Probably figuring he has nothing to lose, Tyrion visits his father seeking a little gratitude and, oh, while he’s at it, Casterly Rock, the family’s castle. Tywin is, shall we say, less than amused. So little so that he launches a rant so epic that he doesn’t even notice that he’s contradicting himself. First, he dismisses Tyrion’s plea for recognition by telling him, “Jugglers and singers require applause. You are a Lannister.” But it turns out Tyrion isn’t really a Lannister once he demands the old family homestead. “Men’s laws give you the right to bear my name and display my colors, since I cannot prove that you are not mine. … Neither gods nor men will ever compel me to let you turn Casterly Rock into your whorehouse.”

Ah yes, Tyrion’s greatest flaw—well, besides the fact he “killed his mother” in childbirth (digression: This is a world where people remarry within days or weeks to forge new alliances. Must we really be that hung up on poor Mrs. Lannister?)—is that he pays for sex and hangs out with sellswords. Never mind that just down the hall, on the Iron Throne, sits Tywin’s grandson Joffrey, an actual “spiteful little creature” who is the product of incest, who started a war with the rash decision to behead Ned Stark, and whose ex-fiancee lives in fear of him raping her. It’s Tyrion who dishonors the family name.

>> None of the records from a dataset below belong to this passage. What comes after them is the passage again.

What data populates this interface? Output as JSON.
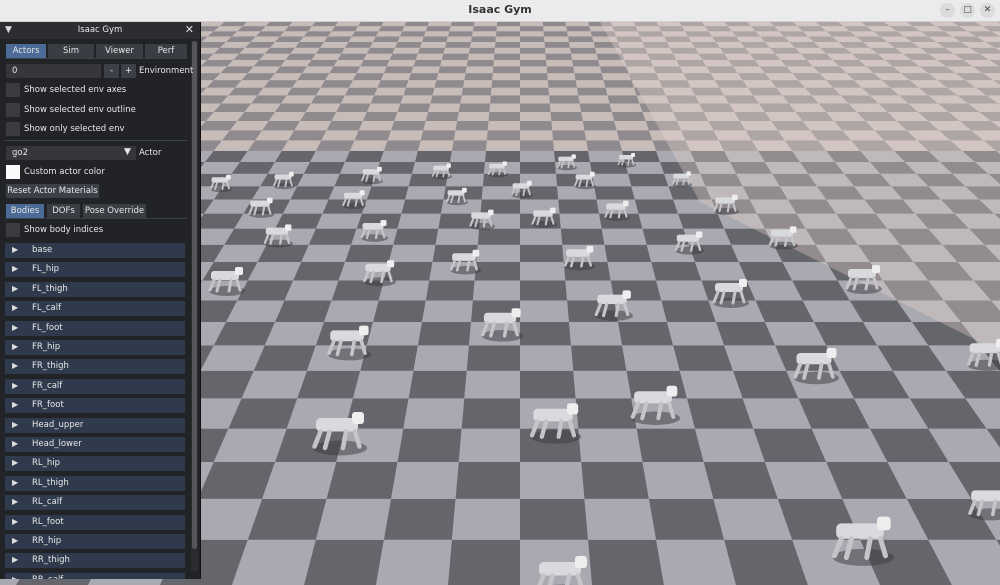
{
  "window": {
    "title": "Isaac Gym",
    "minimize_glyph": "–",
    "maximize_glyph": "□",
    "close_glyph": "✕"
  },
  "panel": {
    "title": "Isaac Gym",
    "collapse_glyph": "▼",
    "close_glyph": "✕",
    "tabs": [
      "Actors",
      "Sim",
      "Viewer",
      "Perf"
    ],
    "active_tab": "Actors",
    "environment": {
      "value": "0",
      "minus_label": "-",
      "plus_label": "+",
      "label": "Environment"
    },
    "checkboxes": [
      {
        "label": "Show selected env axes",
        "checked": false
      },
      {
        "label": "Show selected env outline",
        "checked": false
      },
      {
        "label": "Show only selected env",
        "checked": false
      }
    ],
    "actor": {
      "value": "go2",
      "arrow": "▼",
      "label": "Actor"
    },
    "custom_color": {
      "label": "Custom actor color",
      "checked": false,
      "swatch": "#ffffff"
    },
    "reset_button": "Reset Actor Materials",
    "subtabs": [
      "Bodies",
      "DOFs",
      "Pose Override"
    ],
    "active_subtab": "Bodies",
    "show_indices": {
      "label": "Show body indices",
      "checked": false
    },
    "tree_arrow": "▶",
    "bodies": [
      "base",
      "FL_hip",
      "FL_thigh",
      "FL_calf",
      "FL_foot",
      "FR_hip",
      "FR_thigh",
      "FR_calf",
      "FR_foot",
      "Head_upper",
      "Head_lower",
      "RL_hip",
      "RL_thigh",
      "RL_calf",
      "RL_foot",
      "RR_hip",
      "RR_thigh",
      "RR_calf"
    ]
  },
  "viewport": {
    "scene": "checkered ground plane with many quadruped robots",
    "colors": {
      "light_tile": "#a9a9b1",
      "dark_tile": "#65656c",
      "far_light": "#c8bcb9",
      "far_dark": "#8f8a8e",
      "robot": "#d9dadd"
    }
  }
}
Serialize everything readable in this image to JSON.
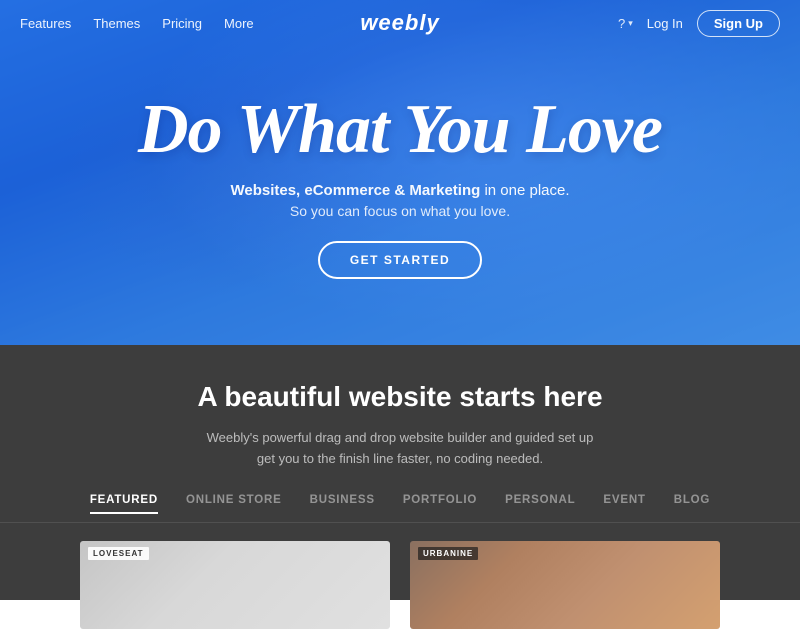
{
  "navbar": {
    "links": [
      {
        "label": "Features",
        "id": "features"
      },
      {
        "label": "Themes",
        "id": "themes"
      },
      {
        "label": "Pricing",
        "id": "pricing"
      },
      {
        "label": "More",
        "id": "more"
      }
    ],
    "logo": "weebly",
    "help_label": "?",
    "login_label": "Log In",
    "signup_label": "Sign Up"
  },
  "hero": {
    "headline_line1": "Do What You Love",
    "subtext_bold": "Websites, eCommerce & Marketing",
    "subtext_normal": " in one place.",
    "subtext_2": "So you can focus on what you love.",
    "cta_label": "GET STARTED"
  },
  "lower": {
    "title": "A beautiful website starts here",
    "desc_line1": "Weebly's powerful drag and drop website builder and guided set up",
    "desc_line2": "get you to the finish line faster, no coding needed.",
    "tabs": [
      {
        "label": "FEATURED",
        "active": true
      },
      {
        "label": "ONLINE STORE",
        "active": false
      },
      {
        "label": "BUSINESS",
        "active": false
      },
      {
        "label": "PORTFOLIO",
        "active": false
      },
      {
        "label": "PERSONAL",
        "active": false
      },
      {
        "label": "EVENT",
        "active": false
      },
      {
        "label": "BLOG",
        "active": false
      }
    ],
    "cards": [
      {
        "label": "LOVESEAT",
        "style": "light"
      },
      {
        "label": "URBANINE",
        "style": "dark"
      }
    ]
  }
}
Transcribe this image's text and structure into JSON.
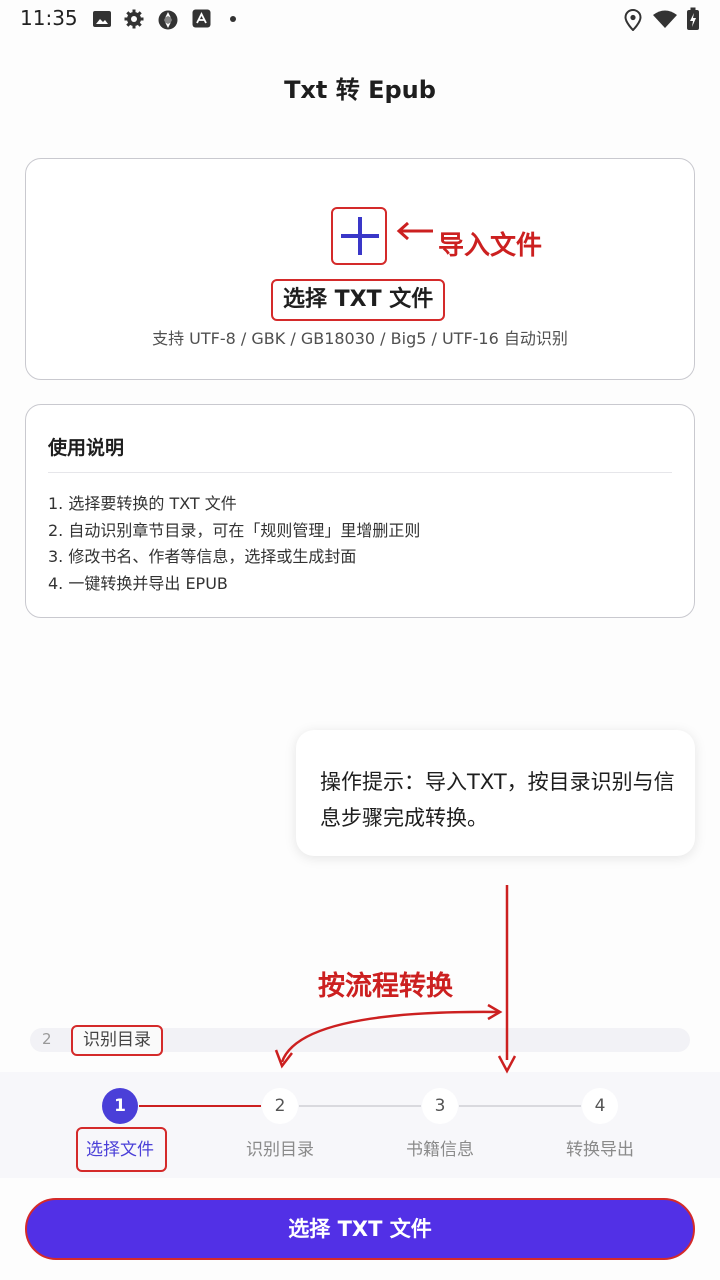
{
  "status_bar": {
    "time": "11:35",
    "icons": [
      "image-icon",
      "gear-icon",
      "aperture-icon",
      "app-store-icon",
      "dot-icon",
      "location-icon",
      "wifi-icon",
      "battery-charging-icon"
    ]
  },
  "header": {
    "title": "Txt 转 Epub"
  },
  "import_card": {
    "annotation": "导入文件",
    "select_title": "选择 TXT 文件",
    "encoding_note": "支持 UTF-8 / GBK / GB18030 / Big5 / UTF-16 自动识别"
  },
  "instructions": {
    "title": "使用说明",
    "items": [
      "1. 选择要转换的 TXT 文件",
      "2. 自动识别章节目录，可在「规则管理」里增删正则",
      "3. 修改书名、作者等信息，选择或生成封面",
      "4. 一键转换并导出 EPUB"
    ]
  },
  "tip": {
    "text": "操作提示：导入TXT，按目录识别与信息步骤完成转换。"
  },
  "flow_annotation": {
    "label": "按流程转换"
  },
  "peek": {
    "number": "2",
    "label": "识别目录"
  },
  "steps": [
    {
      "number": "1",
      "label": "选择文件",
      "active": true
    },
    {
      "number": "2",
      "label": "识别目录",
      "active": false
    },
    {
      "number": "3",
      "label": "书籍信息",
      "active": false
    },
    {
      "number": "4",
      "label": "转换导出",
      "active": false
    }
  ],
  "primary_button": {
    "label": "选择 TXT 文件"
  },
  "colors": {
    "accent": "#5230e6",
    "annotation": "#cc2020",
    "plus": "#3a37c8"
  }
}
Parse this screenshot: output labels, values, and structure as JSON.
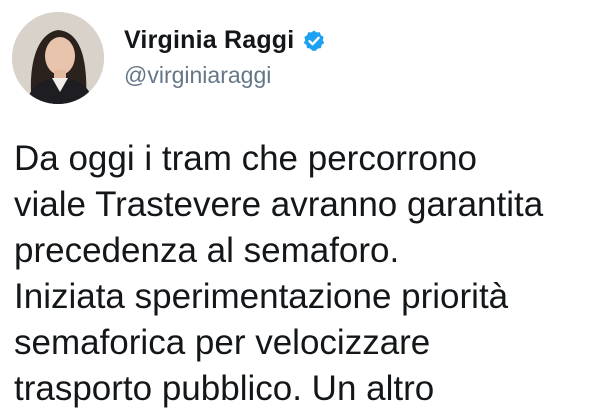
{
  "user": {
    "display_name": "Virginia Raggi",
    "handle": "@virginiaraggi",
    "verified": true,
    "verified_icon": "verified-badge-icon",
    "verified_color": "#1da1f2"
  },
  "tweet": {
    "lines": [
      "Da oggi i tram che percorrono",
      "viale Trastevere avranno garantita",
      "precedenza al semaforo.",
      "Iniziata sperimentazione priorità",
      "semaforica per velocizzare",
      "trasporto pubblico. Un altro"
    ]
  },
  "colors": {
    "text": "#14171a",
    "handle": "#657786",
    "background": "#ffffff"
  }
}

What’s odd about all this is that Tywin is most often levelheaded, and even pragmatic. Last season, he put a stop to his men killing prisoners at Harrenhal in order to put them to work. And he quickly deduced that the young girl who’d he’d chosen as his cupbearer was tough and clever and worthy of his respect (though fortunately he never quite figured out she was Arya Stark). So his inability to see past Tyrion’s physical deformities and minor weaknesses says more about him than it does Tyrion.

“A Lannister always pays his debts.” Unless, that is, the debt is owed to another Lannister.